Azure IoT tooling explored
Our Itility Cloud Control platform is not only used for managing infrastructure components, but also for managing IoT devices. Recently we organized an Azure IoT portfolio deep dive together with Microsoft, to further explore the latest possibilities of the IoT products offered in the Azure catalog.
Microsoft has chosen a very strong way of productizing their IoT services. They follow a clear “fit for all purposes” strategy by offering many different solutions and rich integrations. From a high-level overview, Azure offers three segmentations in their IoT product portfolio, which can be broken down as followed:
Azure IoT Central (SaaS): the easiest and most simplified IoT application to get up and running quickly. It is a fully managed IoT solution. In a single portal you can manage visualization, connections, devices, rules, and alerts right away. However, while playing around with the Azure IoT central solution we did not yet feel it was at an enterprise grade of readiness. Nevertheless, we were impressed with its capabilities and accessibility, both of which help to speed-up an IoT initiative.
Azure IoT Solution Accelerators (PaaS+): the IoT Solution Accelerators provide a set of templates, which offer a very neat combination of different Azure resources. You can use these to quickly deploy your desired IoT functionality. They allow you to start onboarding your devices and sensors right away, but they are also fully customizable. IoT Solution Accelerators deliver a pre-build vertical that consists of an IoT Hub, Web App, Azure AD integration, Cosmos DB, Time Series, Scale sets, Device simulation, and more. Explaining each of these resources and how to use them would be a blog in itself, but all together they create exactly what you need, and you don’t have to start from scratch. You can also choose a template that fits your business requirements (e.g. Connected Factory, Remote Monitoring or Predictive Maintenance).
Azure IoT Hub (PaaS): the main focus of Azure IoT Hub is your device, the software it runs, and the data it produces. The IoT Hub is available as stand-alone deployment and as part of the Solution Accelerators. It does not come with fancy visualization and dashboarding capabilities, but it will make sure that your device is properly managed and secured. IoT Hub is also a key component when hooking up other Azure cloud services to the IoT data flow, and it fully integrates with edge computing capabilities (Azure IoT Edge).
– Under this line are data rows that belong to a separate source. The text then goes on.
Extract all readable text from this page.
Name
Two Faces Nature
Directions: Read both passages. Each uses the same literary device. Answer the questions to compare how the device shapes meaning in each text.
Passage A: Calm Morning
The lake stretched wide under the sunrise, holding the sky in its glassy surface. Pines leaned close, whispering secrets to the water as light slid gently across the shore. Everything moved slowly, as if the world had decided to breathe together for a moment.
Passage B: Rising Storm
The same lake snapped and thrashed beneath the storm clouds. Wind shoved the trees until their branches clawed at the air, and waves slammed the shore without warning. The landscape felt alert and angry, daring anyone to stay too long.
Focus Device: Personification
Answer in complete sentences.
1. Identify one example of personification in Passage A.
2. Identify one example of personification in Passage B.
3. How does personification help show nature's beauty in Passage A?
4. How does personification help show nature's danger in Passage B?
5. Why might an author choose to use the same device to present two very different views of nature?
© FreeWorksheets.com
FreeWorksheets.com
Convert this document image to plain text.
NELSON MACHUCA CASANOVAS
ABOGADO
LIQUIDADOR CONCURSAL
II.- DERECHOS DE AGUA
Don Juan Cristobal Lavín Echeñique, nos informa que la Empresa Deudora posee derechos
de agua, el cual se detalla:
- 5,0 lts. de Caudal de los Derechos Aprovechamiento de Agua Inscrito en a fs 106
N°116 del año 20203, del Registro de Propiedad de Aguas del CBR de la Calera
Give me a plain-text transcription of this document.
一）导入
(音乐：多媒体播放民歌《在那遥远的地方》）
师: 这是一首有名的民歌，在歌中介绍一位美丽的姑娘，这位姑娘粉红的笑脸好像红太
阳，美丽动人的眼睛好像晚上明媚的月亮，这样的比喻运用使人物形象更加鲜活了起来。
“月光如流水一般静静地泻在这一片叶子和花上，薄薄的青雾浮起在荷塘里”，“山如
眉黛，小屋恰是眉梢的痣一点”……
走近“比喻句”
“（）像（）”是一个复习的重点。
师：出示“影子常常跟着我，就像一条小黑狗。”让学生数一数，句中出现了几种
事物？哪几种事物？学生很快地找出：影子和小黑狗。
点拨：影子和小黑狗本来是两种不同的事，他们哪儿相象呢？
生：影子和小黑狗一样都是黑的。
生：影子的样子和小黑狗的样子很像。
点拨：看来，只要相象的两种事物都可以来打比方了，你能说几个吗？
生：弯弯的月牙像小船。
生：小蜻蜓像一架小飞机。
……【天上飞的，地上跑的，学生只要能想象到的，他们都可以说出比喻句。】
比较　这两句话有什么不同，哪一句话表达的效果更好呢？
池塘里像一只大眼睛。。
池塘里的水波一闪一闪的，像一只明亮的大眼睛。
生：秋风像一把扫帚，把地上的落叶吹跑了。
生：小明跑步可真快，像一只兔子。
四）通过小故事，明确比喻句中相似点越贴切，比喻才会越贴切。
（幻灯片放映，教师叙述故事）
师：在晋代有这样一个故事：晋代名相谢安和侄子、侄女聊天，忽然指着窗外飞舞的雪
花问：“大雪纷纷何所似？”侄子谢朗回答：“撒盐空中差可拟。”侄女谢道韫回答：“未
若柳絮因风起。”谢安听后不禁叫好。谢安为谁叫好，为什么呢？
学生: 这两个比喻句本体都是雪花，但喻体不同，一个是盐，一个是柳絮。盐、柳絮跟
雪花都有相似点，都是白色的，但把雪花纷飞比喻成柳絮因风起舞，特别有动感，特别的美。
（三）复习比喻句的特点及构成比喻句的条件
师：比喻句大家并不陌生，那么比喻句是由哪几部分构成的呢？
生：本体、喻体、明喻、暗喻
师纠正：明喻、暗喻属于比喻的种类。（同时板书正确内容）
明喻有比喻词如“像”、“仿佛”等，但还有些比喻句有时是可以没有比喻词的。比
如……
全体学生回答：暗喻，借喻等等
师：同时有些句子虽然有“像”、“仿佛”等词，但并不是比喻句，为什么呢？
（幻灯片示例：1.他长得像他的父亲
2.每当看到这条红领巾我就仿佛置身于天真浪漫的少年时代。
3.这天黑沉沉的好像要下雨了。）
Azure IoT Edge brings cloud functionality to the edge of your business. For example, we use IoT Edge and IoT Hub to run Azure Streaming Analytics on-site and combine Machine Learning models with algorithms we train in the cloud. Although combining IoT Hub and IoT Edge requires more technical skills than other IoT services from Azure, they are very powerful tools for managing devices, deploying software, and using cloud functionality in places where you were not able to use them before.
But wait, there is more - all of this comes with very powerful SDKs
All three product segmentations are supported by the Azure IoT software development kits (SDKs). A very powerful toolset that Azure offers to developers to integrate devices and applications with their services. The Azure IoT SDKs offer several code libraries in C, Python, Java, .NET, and Node.JS to simplify and accelerate development. For example, you can use various libraries to easily send telemetry data, receive messages and jobs, update configurations, and much more.
During this session we reviewed a lot of interesting Azure tools that enable IoT projects on each scale. But the key take-away is that all these tools are just that – tools. Azure, Google, and AWS each provide different types of tools and it is important to evaluate each case individually. At the end of the day, the focus is on the data and the information you want to get from it. Whether you choose SaaS or PaaS, Ready-To-Go or customization - a good use case is the most important aspect of your IoT project.
So our Itility approach (and my advice) for choosing the right fit is: first find a (small but valuable) use case around your business needs, secondly work backward to select the right toolbox, and then focus on actually implementing it, end-to-end. Including data flow, toolbox, and operationalization, to deliver day to day value.